Institutions are staffed and run by individuals. Individuals have failed us.
We think about replacing or tearing down our failed institutions but it is the people that need replacing, via a length of stout rope if necessary.
That's a great article. My only concern is that people will get caught up in the old rut of believing what Washington politicians are painting themselves as today, instead of remembering their voting records!
And may I now welcome Nickie Goomba
to the group of those who are against this bunch of verminous scum. You have joined the list of the conspirators of hate.
http://progressiveerupts.blogspot.com/
Welcome to the club..
:-)
And all this would have been so much more difficult, maybe even impossible, without Al GoRe's innerwebtubes.

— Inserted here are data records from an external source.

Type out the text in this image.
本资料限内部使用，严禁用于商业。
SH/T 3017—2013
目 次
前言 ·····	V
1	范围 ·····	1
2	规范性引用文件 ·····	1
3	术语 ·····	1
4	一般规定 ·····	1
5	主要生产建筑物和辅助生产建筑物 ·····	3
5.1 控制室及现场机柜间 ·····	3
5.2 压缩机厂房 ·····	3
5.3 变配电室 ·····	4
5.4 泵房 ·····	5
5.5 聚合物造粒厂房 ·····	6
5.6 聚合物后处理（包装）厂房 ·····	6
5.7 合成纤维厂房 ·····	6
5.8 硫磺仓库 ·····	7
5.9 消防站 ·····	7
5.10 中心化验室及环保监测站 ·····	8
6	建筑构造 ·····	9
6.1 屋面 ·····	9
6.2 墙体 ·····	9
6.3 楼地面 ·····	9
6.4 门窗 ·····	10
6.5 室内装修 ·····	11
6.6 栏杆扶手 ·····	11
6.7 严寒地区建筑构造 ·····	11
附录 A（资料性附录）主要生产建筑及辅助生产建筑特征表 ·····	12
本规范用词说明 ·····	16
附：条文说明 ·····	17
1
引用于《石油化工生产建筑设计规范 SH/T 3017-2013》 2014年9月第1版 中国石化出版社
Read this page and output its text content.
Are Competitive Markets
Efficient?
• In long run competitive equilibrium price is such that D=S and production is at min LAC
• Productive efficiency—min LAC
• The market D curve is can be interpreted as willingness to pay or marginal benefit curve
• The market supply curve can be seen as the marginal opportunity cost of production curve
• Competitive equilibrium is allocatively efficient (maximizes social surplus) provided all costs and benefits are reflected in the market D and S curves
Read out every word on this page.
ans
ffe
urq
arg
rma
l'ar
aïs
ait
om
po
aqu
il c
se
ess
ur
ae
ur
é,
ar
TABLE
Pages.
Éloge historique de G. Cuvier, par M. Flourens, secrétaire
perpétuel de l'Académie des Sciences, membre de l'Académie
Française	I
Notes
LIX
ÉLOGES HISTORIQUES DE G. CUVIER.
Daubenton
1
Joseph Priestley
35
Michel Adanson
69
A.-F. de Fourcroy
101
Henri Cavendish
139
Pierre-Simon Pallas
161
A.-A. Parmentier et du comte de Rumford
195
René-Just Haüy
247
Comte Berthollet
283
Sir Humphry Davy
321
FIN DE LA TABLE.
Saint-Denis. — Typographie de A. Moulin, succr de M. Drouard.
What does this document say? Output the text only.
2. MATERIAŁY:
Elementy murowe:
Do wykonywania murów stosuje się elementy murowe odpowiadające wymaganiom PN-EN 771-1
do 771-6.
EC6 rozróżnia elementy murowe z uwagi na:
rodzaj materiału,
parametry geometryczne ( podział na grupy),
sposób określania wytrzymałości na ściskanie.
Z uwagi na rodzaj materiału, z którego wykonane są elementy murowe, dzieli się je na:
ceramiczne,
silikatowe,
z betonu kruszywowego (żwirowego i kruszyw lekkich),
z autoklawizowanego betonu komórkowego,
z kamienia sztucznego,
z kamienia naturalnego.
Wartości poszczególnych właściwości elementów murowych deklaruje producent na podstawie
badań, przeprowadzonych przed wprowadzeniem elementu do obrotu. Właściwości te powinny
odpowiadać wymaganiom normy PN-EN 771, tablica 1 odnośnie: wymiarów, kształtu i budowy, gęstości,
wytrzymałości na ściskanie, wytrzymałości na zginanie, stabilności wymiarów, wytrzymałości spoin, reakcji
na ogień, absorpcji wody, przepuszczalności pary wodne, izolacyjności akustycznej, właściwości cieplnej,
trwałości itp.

the uprising of citizens is our only hope! Blessed weekend my friend!!:)
We need to use the CONSTITUTION as the litmus test for whether we should or should not in this transformative period. If the federal government doesn't have explicit authority to do this or that, it needs to devolve to the States themselves.
That was a great article! I believe that the Tea Party movement is promoting basically the same types of principles that citizens stood for when Ronald Reagan was elected.
Yes, a good column but look how she ends ... to succeed you must in the end appeal to the center? This is not what Reagan did. He was conservative and he moved the playing field right by being who he was.
Don't plan on Noonan leading or speaking at any Tea Party rallies.
I really have to reread my comments more thorougly.
I am sure that as more and more see that the tea party is for the USA and the constitution and against rank party politics( I do mean stinky) that will only bode well for the USA.